La société Laboratoires Juva santé, société par actions simplifiée unipersonnelle, dont le siège est [Adresse 1], a formé le pourvoi n° T 19-23.989 contre l'arrêt rendu le 12 septembre 2019 par la cour d'appel de Paris (pôle 6, chambre 7), dans le litige l'opposant à M. [F] [Q], domicilié [Adresse 2], défendeur à la cassation.
La demanderesse invoque, à l'appui de son pourvoi, les deux moyens de cassation annexés au présent arrêt.
Le dossier a été communiqué au procureur général.
Sur le rapport de M. Joly, conseiller référendaire, les observations de la SCP Célice, Texidor, Périer, avocat de la société Laboratoires Juva santé, de la SCP Thouvenin, Coudray et Grévy, avocat de M. [Q], après débats en l'audience publique du 27 mai 2021 où étaient présents M. Huglo, conseiller doyen faisant fonction de président, M. Joly, conseiller référendaire rapporteur, Mme Pécaut-Rivolier, conseiller, Mme Pontonnier, greffier de chambre,
la chambre sociale de la Cour de cassation, composée des président et conseillers précités, après en avoir délibéré conformément à la loi, a rendu le présent arrêt ;
Faits et procédure
1. Selon l'arrêt attaqué (Paris, 12 septembre 2019), M. [Q] a été engagé du 10 juin 2013 au 14 février 2014 par la société Laboratoires Juva santé (la société) par un contrat à durée déterminée.

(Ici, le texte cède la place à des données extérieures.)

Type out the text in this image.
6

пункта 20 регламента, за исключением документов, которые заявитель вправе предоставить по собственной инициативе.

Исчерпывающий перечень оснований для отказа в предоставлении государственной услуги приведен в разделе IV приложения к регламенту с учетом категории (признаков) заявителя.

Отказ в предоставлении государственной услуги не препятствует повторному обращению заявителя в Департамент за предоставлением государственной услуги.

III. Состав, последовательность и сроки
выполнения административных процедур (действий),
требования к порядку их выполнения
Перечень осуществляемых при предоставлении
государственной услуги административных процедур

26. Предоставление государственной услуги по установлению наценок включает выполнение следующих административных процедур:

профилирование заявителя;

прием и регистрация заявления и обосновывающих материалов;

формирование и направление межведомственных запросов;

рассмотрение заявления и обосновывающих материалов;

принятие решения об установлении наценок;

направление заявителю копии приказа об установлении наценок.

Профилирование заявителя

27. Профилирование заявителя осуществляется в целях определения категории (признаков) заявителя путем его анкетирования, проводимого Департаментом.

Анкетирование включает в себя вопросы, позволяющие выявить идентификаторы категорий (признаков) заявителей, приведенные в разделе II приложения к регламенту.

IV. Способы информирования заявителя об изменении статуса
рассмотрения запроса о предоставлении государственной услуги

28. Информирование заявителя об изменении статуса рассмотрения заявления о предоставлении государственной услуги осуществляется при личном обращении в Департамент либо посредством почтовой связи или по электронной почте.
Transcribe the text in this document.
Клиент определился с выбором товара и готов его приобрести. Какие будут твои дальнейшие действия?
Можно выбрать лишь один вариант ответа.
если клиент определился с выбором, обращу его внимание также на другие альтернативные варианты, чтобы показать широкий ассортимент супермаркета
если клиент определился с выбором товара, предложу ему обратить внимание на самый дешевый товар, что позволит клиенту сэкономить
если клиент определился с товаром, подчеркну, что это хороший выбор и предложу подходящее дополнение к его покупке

2. Le salarié détenait un mandat de conseiller du salarié qui expirait le 31 août 2015.
3. Soutenant l'existence d'une violation de son statut protecteur, le salarié a saisi la juridiction prud'homale le 22 janvier 2016 pour obtenir paiement de diverses sommes.
Examen des moyens
Sur le premier moyen, pris en sa troisième branche et le second moyen, ci-après annexés
4. En application de l'article 1014, alinéa 2, du code de procédure civile, il n'y a pas lieu de statuer par une décision spécialement motivée sur ces griefs qui ne sont manifestement pas de nature à entraîner la cassation.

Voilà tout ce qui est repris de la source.